Until I saw the Showtime documentary Years of Living Dangerously I never knew there had been a terrible drought in Syria for 4 years running up to the current brutal civil war.
No one suggests that this was the only reason for the unrest but only a fool would say it had no effect on the problems there.
I also realised a couple of things that relate to writing dystopian or utopian fiction, a thing I am battling with on a daily basis.
Making a documentary series about climate chaos and the socio-political upheaval that will follow, showing horrendous images of human stupidity and waste is easy.
I’m not saying the producers of this brilliant documentary series have done a poor job, far from it, it’s very well put together, the presenters are heartfelt and serious and what they are questioning and challenging is vitally important.
They confront public attitudes with a torrent of peer-reviewed information about the devastating effects of man-made climate change.
Even now the majority of people in the developed world don’t want to accept the screamingly bloody obvious, but ‘Years of Living Dangerously’ shows tiny rays of hope in this otherwise ‘up shit creek without a paddle in a barbed wire canoe’ scenario.
However the struggle I have fallen into is to try and throw light on the fact that there is already perfectly viable alternative technology being developed all over the world at such a heady pace it’s impossible for any one individual to keep up.
There is another story to be told here the picture above illustrates dramatically. This is the biggest solar and wind farm.... in the world. Where is it? Germany? California? Australia?
No, it's in China, and remember, all we hear from Daily Mail mor... sorry, readers is 'what's the point of us doing anything when China is building 3 new coal burning power stations a week!'
True, China is burning a shit ton of coal but they are also hell bent on doing something else, they have the largest and fastest growing wind and solar generation of any country and it's set to increase ever faster.

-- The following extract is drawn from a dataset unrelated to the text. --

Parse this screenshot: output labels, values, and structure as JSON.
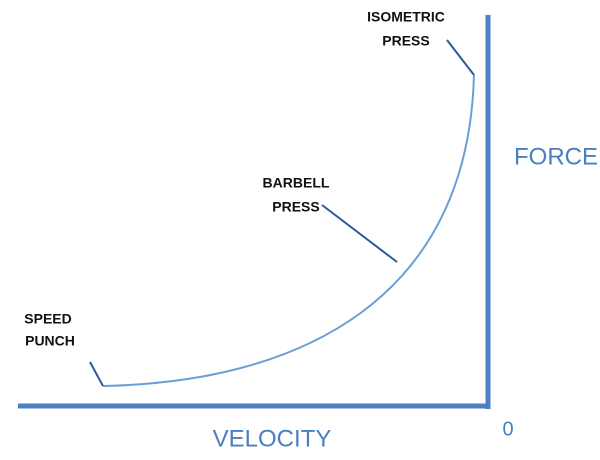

So yes, we are pumping ever-increasing amounts of CO2 into the atmosphere, yes we are devastating what’s left of our rainforests, emptying our seas of life, melting our icecaps like it’s going out of fashion.
However we are entering a tremendously exciting, and yes terrifying period of transition, the next 40-50 years will transform our planet in ways none of us can imagine.
It could easily get much worse, it could also get much better.
I won’t live to see most of that but I am driven above all else to politely suggest that the sooner and the more profoundly we change some of our habits, the sooner we adopt new technologies, with all their drawbacks and early-adopter hazards, the better.
It’s not about guilt and redemption, it’s not about re-cycling plastic bottles, it’s actually about economic sense and sustainability.
Not using plastic bottles at all, not cutting down trees and burning them, not fracking for the last pathetic remnants of fossil fuel, not burning crude oil but using it to make useful things like pharmaceuticals, fertilizers, plastics we don’t throw away, harvesting energy as well as crops, using energy and raw materials sensibly and making that normal is the best hope we have.